Essa questão precisa bem entendida para que não inspire entendimentos equivocados. É sabido que entre a elite da Grécia antiga, por exemplo, o homossexualismo era um comportamento comum. Não temos elementos para comprovar nossa dedução, mas acreditamos que a própria visão dos filósofos gregos a respeito das mulheres e das questões sexuais justificam esse fato. Na verdade, como bem viu Bachofen, as culturas que emergiram a partir da reorga-nização dos povos, ocorrida após o Dilúvio, são conseqüências da vitória do patriarcado sobre o matriarcado. A mulher, no inconsciente dos homens, a partir daí, sempre apareceu como uma espécie de inimiga que é preciso manter sobre rigoroso domínio. Não só a cultura grega, como também a própria cultura hebraica, nos dá uma mostra desse preconceito irracional contra a mulher, a julgar pelas próprias crônicas bíblicas.
A tese de Bachofen, por sua importância na interpretação desse tema, justifica a síntese que nos propomos a fazer abaixo:
Bachofen, interpretando o mito de Édipo, reconhece a supremacia feminina no processo genealógico humano. Pelo fato de somente a mãe deter a certeza da origem de um filho, num passado ainda não devidamente recenseado pelos historiadores, as mulheres teriam exercido a supremacia social e familiar, sendo também sacerdotisas e chefes militares. Foi, portanto, o primado do Matriarcado, cuja memória ainda persistia na consciência dos povos quando a história começou a ser escrita. É a partir dessa data que as divindades supremas começam a ser representadas por figuras masculinas, o que coincide com o surgimento das religiões monoteístas do Oriente e o começo da deificação dos heróis na Grécia. Essa luta entre matriarcado e patriarcado transparece na composição para diversos mitos gregos, como a luta de Hércules contra as amazonas, e é também, o ponto central da famosa tragédia de Ésquilo, Oréstia.
(....)
A tese de Bachofen opõe claramente dois elementos culturais: matriarcado e patriarcado. Mas releva também suas diferenças. Enquanto o matriarcado destaca os laços de sangue, o vinculo do homem com a natureza, o saber intuitivo, uma relação de fundo mais sentimental com o universo, o patriarcado impõe uma noção de vida alicerçada na razão, na força, na dominação. É uma visão de conquista, de superação do ambiente, em vez de cooperação e participação, de integração a ele como elemento próprio e não como seu dominador.

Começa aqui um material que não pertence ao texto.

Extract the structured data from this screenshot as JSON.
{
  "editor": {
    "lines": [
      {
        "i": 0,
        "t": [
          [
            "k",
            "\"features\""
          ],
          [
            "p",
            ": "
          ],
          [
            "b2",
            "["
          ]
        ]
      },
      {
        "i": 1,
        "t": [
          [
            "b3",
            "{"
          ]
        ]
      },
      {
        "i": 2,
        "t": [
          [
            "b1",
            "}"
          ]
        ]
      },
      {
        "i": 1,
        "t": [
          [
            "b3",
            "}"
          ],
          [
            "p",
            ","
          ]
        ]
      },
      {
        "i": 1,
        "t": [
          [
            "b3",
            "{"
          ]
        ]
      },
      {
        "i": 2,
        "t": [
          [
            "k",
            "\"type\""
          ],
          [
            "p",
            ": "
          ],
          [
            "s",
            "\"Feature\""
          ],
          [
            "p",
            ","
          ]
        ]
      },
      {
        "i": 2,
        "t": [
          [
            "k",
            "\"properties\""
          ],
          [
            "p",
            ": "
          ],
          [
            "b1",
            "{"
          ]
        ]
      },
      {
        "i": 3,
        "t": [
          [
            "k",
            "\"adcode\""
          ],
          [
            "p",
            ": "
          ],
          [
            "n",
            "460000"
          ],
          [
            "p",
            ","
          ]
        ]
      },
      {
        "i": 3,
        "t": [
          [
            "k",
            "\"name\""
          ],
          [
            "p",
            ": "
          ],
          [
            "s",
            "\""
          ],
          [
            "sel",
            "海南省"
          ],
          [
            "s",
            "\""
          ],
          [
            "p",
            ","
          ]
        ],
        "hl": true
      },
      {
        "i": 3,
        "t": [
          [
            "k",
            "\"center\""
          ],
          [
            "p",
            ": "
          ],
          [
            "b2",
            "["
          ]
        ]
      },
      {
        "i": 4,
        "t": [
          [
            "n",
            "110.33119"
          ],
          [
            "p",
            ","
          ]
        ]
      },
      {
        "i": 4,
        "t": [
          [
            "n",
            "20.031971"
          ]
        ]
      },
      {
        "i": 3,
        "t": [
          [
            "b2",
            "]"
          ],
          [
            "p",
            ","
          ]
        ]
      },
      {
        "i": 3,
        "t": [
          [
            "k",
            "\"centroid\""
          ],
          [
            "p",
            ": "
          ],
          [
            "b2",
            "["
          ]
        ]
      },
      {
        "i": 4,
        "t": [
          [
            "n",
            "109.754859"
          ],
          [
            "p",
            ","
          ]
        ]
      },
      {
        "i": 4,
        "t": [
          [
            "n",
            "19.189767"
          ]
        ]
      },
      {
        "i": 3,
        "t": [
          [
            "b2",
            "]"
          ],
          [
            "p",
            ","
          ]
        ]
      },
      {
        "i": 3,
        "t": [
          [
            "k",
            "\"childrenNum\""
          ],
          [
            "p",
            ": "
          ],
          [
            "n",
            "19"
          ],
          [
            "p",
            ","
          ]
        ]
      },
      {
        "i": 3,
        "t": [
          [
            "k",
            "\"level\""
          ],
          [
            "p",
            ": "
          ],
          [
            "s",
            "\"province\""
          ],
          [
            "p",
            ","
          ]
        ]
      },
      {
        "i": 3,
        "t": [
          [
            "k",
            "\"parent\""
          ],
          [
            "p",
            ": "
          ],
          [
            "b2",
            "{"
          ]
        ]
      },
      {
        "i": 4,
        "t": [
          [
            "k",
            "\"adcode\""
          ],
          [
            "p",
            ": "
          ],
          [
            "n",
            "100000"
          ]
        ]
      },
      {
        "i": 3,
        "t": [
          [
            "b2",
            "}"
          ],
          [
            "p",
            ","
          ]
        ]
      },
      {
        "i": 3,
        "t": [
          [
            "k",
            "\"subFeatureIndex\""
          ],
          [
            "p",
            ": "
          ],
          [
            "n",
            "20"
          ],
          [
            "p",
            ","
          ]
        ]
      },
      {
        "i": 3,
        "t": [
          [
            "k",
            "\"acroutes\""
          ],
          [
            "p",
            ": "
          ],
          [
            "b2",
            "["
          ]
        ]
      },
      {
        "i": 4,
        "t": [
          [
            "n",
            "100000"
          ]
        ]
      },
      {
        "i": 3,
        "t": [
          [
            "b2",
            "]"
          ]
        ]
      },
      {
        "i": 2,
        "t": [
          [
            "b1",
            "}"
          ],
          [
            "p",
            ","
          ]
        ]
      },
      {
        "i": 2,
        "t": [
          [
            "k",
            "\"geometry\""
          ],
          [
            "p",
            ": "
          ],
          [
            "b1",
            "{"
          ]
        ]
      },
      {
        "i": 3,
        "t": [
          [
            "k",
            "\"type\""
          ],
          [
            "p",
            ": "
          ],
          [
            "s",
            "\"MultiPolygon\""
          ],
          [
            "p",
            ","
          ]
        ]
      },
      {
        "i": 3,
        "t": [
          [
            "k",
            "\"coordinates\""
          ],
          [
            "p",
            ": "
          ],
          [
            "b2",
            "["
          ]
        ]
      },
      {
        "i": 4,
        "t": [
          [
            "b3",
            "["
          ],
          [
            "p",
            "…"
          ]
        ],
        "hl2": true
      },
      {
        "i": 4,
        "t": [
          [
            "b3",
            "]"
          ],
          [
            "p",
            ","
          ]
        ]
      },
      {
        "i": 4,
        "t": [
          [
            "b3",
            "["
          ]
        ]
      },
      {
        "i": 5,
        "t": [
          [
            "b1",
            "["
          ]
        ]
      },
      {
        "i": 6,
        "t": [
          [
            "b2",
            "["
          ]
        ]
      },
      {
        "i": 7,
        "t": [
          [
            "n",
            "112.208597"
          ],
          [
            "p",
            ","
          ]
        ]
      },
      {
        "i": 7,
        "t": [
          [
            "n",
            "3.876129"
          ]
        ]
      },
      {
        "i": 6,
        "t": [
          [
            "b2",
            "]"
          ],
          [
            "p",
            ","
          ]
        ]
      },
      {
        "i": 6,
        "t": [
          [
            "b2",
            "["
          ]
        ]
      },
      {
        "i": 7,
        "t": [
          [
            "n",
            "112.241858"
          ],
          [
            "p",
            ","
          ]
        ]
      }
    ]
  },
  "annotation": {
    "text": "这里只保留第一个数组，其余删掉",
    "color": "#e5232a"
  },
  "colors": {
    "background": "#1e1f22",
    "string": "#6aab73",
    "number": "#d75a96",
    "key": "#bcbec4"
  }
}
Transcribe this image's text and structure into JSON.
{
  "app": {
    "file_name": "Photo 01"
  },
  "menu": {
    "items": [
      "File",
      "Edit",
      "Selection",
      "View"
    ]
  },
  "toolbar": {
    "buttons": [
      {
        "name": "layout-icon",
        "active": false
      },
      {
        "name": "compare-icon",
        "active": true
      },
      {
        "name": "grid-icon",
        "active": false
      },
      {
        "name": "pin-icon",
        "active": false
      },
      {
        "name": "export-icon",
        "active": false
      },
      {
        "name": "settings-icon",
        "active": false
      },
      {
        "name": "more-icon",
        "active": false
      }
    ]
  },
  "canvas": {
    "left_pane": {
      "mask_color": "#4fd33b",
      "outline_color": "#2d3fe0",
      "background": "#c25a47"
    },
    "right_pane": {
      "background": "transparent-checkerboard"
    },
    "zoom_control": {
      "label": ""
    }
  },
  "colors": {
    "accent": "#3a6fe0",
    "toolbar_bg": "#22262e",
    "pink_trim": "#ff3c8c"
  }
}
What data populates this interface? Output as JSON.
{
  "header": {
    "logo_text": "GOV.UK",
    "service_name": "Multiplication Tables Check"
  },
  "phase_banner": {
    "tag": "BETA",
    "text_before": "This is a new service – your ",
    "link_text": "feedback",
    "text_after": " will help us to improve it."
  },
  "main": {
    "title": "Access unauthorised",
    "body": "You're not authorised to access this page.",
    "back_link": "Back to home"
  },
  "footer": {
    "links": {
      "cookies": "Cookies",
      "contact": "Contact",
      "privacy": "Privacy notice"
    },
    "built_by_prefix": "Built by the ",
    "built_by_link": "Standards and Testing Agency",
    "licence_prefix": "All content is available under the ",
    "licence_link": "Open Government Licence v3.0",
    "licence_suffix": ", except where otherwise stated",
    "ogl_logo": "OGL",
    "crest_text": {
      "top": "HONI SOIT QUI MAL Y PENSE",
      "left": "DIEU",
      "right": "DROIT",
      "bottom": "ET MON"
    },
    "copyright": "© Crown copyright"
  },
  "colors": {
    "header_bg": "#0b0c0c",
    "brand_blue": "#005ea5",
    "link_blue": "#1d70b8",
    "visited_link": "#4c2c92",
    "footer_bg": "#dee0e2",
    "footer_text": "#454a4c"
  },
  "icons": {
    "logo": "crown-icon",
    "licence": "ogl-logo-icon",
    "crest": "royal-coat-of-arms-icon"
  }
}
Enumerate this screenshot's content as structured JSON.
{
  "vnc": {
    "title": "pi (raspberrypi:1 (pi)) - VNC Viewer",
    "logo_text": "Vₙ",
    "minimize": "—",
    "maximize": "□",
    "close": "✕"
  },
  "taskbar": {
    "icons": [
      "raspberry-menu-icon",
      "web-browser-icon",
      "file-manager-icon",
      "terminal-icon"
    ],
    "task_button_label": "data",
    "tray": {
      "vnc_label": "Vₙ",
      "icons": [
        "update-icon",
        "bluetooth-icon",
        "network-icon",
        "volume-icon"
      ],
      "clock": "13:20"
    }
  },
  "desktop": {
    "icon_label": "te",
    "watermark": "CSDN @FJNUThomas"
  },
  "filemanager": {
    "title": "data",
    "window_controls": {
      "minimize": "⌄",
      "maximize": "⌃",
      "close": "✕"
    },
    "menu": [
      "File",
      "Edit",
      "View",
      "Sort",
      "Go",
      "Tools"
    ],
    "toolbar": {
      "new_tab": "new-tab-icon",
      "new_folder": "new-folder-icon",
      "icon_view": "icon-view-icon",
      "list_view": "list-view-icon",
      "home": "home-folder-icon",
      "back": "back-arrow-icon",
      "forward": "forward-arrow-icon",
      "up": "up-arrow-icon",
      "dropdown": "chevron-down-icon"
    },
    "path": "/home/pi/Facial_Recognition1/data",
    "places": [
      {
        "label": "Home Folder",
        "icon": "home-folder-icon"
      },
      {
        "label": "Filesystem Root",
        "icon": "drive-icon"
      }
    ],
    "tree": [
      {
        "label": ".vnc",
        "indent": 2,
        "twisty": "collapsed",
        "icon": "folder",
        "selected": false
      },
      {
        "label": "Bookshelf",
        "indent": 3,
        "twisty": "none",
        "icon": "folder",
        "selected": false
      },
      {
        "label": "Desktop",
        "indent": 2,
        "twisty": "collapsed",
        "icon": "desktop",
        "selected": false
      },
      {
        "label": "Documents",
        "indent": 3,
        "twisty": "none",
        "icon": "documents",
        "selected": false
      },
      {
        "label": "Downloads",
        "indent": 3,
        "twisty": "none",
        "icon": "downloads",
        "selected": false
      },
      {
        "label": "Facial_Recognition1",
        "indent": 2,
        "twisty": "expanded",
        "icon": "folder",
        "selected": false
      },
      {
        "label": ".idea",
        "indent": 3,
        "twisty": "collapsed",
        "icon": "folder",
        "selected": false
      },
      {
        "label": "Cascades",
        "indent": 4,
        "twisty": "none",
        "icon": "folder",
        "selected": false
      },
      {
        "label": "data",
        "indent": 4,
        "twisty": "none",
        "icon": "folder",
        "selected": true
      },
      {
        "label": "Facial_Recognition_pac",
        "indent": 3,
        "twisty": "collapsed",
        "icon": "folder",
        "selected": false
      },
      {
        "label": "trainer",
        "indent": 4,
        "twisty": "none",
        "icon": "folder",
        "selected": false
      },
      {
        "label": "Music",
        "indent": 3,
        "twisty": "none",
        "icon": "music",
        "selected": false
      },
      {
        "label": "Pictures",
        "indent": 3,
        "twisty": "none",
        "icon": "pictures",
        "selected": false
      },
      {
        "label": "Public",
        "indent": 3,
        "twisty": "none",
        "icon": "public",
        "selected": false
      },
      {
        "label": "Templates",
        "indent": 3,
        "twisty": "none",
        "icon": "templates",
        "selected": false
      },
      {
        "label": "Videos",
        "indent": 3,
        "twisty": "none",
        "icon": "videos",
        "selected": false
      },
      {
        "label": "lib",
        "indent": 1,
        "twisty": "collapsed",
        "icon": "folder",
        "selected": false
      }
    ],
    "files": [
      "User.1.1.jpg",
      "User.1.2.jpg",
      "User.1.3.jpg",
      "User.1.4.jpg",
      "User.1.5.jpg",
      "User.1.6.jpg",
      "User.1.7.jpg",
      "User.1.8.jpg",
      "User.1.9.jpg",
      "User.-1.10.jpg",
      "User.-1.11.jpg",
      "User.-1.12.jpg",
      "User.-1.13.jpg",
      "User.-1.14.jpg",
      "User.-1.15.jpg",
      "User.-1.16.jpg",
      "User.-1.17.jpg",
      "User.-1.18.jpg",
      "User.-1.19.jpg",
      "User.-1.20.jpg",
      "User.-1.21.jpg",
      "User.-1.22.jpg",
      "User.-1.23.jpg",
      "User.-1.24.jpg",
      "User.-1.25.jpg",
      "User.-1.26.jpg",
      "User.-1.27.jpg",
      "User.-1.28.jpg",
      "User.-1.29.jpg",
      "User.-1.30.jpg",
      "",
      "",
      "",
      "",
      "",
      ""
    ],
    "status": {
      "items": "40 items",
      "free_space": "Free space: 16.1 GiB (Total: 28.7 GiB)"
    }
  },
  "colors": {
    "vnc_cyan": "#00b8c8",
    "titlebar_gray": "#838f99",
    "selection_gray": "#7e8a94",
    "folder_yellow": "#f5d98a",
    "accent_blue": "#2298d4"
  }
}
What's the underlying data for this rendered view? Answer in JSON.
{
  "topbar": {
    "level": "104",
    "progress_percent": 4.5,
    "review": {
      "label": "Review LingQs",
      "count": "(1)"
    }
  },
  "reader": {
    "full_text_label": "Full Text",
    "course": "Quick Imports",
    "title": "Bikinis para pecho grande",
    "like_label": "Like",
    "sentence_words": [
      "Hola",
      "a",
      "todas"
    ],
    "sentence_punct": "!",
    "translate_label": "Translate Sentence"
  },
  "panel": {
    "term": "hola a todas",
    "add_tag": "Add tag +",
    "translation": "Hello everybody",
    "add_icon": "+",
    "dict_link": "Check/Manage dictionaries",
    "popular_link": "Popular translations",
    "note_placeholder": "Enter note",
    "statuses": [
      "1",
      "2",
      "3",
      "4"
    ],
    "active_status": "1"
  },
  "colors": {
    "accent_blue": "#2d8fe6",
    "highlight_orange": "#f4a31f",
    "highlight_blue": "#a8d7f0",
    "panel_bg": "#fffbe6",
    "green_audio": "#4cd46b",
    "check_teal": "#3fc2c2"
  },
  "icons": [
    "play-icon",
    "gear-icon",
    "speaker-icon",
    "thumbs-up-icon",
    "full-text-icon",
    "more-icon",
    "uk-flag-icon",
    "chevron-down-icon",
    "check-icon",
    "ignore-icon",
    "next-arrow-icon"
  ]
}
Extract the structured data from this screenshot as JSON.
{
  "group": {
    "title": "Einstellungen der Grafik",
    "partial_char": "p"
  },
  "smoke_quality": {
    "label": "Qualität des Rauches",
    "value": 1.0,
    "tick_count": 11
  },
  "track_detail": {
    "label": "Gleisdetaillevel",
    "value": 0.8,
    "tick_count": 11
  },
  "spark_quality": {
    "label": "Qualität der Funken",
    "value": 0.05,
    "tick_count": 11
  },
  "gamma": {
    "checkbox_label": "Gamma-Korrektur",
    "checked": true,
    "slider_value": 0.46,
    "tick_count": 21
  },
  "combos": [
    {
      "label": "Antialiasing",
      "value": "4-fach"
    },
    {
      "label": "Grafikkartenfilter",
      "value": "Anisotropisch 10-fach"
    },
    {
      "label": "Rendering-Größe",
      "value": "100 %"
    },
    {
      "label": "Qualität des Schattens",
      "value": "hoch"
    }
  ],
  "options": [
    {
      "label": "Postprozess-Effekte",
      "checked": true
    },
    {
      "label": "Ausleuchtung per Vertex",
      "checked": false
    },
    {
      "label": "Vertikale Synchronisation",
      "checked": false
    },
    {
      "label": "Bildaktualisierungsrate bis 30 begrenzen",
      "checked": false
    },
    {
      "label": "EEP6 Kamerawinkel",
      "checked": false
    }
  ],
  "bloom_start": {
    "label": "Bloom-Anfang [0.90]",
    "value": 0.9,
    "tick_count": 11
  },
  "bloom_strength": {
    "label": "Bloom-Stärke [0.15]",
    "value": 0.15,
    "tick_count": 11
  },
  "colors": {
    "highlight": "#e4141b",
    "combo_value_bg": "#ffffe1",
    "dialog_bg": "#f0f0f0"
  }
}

Bachofen conclui que a vitória do patriarcado instituiu também na cultura humana o sentimento de diferenciação, de identificação e de qualificação, pois enquanto o matriarcado considerava todos os homens iguais em virtude das mesmas condições de nascimento, sem distinção de qualquer qualidade entre eles, o patriarcado valorizou a autoridade, a diferença provada pela qualidade individual, a hierarquia encimada pelos melhores. O amor materno não é somente mais terno como também mais geral e universal... Seu principio é a universalidade, enquanto o principio patriarcal é o das restrições... A idéia da fraternidade universal do homem tem suas raízes no principio da maternidade, e justamente essa idéia se desvanece com a formação da sociedade patriarcal. A família patriarcal é um organismo fechado e limitado. A família matriarcal, pelo contrário, possui aquele caráter universal com o qual se inicia toda evolução e caracteriza a vida materna, em combinação com a espiritual imagem da Mãe-Terra, Démeter. O ventre de toda mãe dará irmãos e irmãs ao ser humano, até que, com o estabelecimento do principio patriarcal, essa unidade se dissolve e é suplantada pelo principio da hierarquia. " (...)
Nas sociedades matriarcais," diz ele, " esse princípio encontrou expressões freqüentes e até mesmo formuladas legalmente. Ele é a base do principio da liberdade e igualdade universais que constatamos ser um dos traços básicos nas culturas matriarcais... A ausência de desarmonia interior, um anelo pela paz...uma benevolência terna que ainda podemos ver na expressão facial de estátuas egípcias que impregnam o mundo matriarcal... "(5)
A análise de Bachofen comporta, como se vê, uma defesa apaixonada do matriarcado, implicando numa valorização social e política da mulher, não só como companheira e coadjuvante, como querem alguns intérpretes da Bíblia, mas sim, como sócias majoritárias de um processo que envolve o surgimento, a manutenção e o desenvolvimento da sociedade humana.
Para o catecismo maçônico, conforme entendemos, essa visão tem profundas implicações morais. Conquistar o cinturão de Hipólita implica, não na destruição do poder feminino, mas sim, na sua sacralização A partir da valorização da família, o respeito á mulher e a sua devida apreciação, como elemento mais importante do processo genético que garante a vida da humanidade, se recompõe a justiça e se elimina um preconceito comum, alimentado, inclusive em certos meios maçônicos, que vê a Fraternidade dos Obreiros da Arte Real como um círculo de interesses exclusivamente masculinos.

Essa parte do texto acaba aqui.